Немало есть эрудитов, которые со свойственной их породе жестокостью, едва зная Папарригопулоса и заранее завидуя ожидающей его славе, стараются умалить его значение. Одни говорят, что Папарригопулос, как лиса, заметает хвостом свои собственные следы, шныряя и петляя вокруг да около, чтобы сбить охотника со следа, и никогда, мол, не известно, где он сцапает курицу; когда на самом деле если он в чем-то и грешен, так лишь в том, что, закончив строительство башни, оставляет леса, а это мешает ее разглядывать и восхищаться. Другой презрительно называет его словоплетом, как будто плетение словес не есть высшее искусство. Иной идет еще дальше и обвиняет его, будто он переводит или перелагает заграничные идеи; при этом забывают, что, облачив эти идеи в столь чистый, правильный и прозрачный кастильский язык, С. Папарригопулос уже сделал их кастильскими и, значит, своими, как сделал своим лесажевского «Жиль Бласа» Падре Исла{69}. Некоторые насмешливо говорят, что, мол, его единственная опора — глубокая вера в невежество окружающих; судьи такого рода не знают, что вера сдвигает горы. Но высшая несправедливость многих злобных суждений со стороны людей, которым Папарригопулос никогда не делал ни малейшего зла, их явная несправедливость станет совершенно очевидной, если вспомнить, что Папарригопулос ничего еще не выпустил в свет и все, кто кусает его за пятки, злословят, опираясь на слухи и ради красного словца.

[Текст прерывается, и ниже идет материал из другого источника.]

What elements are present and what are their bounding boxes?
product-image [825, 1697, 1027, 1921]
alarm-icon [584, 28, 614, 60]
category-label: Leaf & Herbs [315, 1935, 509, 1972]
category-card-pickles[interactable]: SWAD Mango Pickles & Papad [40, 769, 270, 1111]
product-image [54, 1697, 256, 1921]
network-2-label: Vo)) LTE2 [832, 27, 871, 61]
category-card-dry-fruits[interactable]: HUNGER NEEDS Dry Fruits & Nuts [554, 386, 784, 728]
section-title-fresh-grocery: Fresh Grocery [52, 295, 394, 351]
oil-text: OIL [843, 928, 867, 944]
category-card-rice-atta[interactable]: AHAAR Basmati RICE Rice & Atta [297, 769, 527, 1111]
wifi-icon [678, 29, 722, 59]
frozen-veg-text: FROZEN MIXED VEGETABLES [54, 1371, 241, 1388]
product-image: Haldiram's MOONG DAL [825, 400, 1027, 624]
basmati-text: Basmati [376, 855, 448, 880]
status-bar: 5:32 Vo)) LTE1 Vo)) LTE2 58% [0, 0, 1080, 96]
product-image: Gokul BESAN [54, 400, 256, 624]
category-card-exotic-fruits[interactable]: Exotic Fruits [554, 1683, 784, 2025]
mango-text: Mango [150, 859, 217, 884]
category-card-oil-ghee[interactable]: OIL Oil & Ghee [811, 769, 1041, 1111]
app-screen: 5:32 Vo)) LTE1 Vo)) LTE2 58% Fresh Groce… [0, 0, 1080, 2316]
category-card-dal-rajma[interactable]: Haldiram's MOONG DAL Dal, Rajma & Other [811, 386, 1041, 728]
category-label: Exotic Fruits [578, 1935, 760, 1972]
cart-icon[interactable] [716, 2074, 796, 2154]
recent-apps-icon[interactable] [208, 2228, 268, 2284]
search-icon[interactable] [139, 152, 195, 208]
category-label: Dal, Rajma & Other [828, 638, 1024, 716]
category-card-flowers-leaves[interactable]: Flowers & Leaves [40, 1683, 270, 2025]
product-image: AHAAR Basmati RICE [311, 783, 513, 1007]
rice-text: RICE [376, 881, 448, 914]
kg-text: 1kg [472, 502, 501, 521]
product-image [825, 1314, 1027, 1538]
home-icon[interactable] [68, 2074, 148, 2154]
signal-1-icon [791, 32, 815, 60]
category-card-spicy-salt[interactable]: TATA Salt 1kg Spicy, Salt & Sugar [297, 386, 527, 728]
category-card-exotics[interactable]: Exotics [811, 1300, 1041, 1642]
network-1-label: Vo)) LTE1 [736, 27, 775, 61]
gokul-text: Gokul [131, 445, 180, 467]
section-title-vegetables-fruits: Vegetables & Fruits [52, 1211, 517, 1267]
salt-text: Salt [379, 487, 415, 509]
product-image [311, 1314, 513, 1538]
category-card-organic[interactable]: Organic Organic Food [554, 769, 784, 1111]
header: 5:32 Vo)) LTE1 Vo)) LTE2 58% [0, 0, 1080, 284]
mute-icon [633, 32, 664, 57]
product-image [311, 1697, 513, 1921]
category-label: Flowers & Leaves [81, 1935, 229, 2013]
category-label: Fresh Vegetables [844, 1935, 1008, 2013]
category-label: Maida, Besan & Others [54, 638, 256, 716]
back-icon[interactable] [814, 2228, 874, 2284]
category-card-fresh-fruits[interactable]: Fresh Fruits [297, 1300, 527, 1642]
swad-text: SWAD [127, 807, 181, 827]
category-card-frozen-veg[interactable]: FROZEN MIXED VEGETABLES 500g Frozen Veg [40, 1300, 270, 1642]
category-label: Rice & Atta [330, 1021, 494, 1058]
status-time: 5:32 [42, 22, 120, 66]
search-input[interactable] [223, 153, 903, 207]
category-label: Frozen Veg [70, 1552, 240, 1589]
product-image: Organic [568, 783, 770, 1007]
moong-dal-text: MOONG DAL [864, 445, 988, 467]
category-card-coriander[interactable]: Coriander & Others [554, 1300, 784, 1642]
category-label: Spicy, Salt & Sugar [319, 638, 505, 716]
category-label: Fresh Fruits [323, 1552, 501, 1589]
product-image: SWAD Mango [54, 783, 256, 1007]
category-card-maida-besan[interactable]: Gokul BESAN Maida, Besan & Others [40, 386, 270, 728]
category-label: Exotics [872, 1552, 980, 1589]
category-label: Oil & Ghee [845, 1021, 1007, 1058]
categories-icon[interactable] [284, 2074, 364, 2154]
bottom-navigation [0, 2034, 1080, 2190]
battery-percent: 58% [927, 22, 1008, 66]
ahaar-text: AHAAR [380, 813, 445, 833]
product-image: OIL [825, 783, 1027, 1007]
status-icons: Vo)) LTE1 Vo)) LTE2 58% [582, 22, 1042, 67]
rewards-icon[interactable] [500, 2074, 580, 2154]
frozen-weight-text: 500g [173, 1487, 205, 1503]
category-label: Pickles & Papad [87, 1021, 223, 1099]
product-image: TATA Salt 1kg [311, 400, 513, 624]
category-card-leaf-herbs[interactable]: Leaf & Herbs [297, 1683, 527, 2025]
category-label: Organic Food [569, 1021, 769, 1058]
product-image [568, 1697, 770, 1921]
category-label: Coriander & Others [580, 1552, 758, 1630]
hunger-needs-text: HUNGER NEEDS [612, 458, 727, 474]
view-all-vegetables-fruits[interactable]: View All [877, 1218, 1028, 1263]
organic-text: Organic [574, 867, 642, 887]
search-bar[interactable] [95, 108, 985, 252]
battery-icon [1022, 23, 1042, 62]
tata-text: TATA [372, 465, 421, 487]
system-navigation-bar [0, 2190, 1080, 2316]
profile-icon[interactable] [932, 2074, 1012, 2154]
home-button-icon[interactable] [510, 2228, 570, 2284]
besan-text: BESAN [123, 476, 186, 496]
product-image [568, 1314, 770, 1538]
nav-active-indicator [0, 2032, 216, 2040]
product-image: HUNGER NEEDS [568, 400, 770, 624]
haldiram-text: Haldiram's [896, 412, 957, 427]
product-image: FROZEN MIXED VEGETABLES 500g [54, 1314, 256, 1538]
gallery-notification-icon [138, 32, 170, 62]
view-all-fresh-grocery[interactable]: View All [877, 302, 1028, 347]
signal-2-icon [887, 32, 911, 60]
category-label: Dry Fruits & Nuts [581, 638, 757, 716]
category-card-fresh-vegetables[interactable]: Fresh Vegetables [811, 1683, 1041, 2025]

Нельзя, наконец, писать об этом исключительном эрудите иначе, как со спокойной ясностью и без всяких руманических эффектов.
Итак, об этом-то человеке — я хочу сказать, об этом эрудите — подумал Аугусто, зная, что он занимается изучением женщин, конечно, по книгам, то есть там, где они наименее опасны, и вдобавок изучением женщин прошлых времен, которые тоже гораздо безопаснее для исследователя, чем женщины современности.
Вот к этому Антолину, эрудиту и затворнику, который из-за робости не обращался к женщинам в жизни и, чтобы отомстить им за свою робость, изучал их по книгам, к нему-то и пошел за советом Аугусто.
Не успел он объяснить цель своего визита, как эрудит его перебил:
— Ах, бедный сеньор Перес, как я вам сочувствую! Вы собираетесь изучать женщин? Ну и задачка, я вам скажу…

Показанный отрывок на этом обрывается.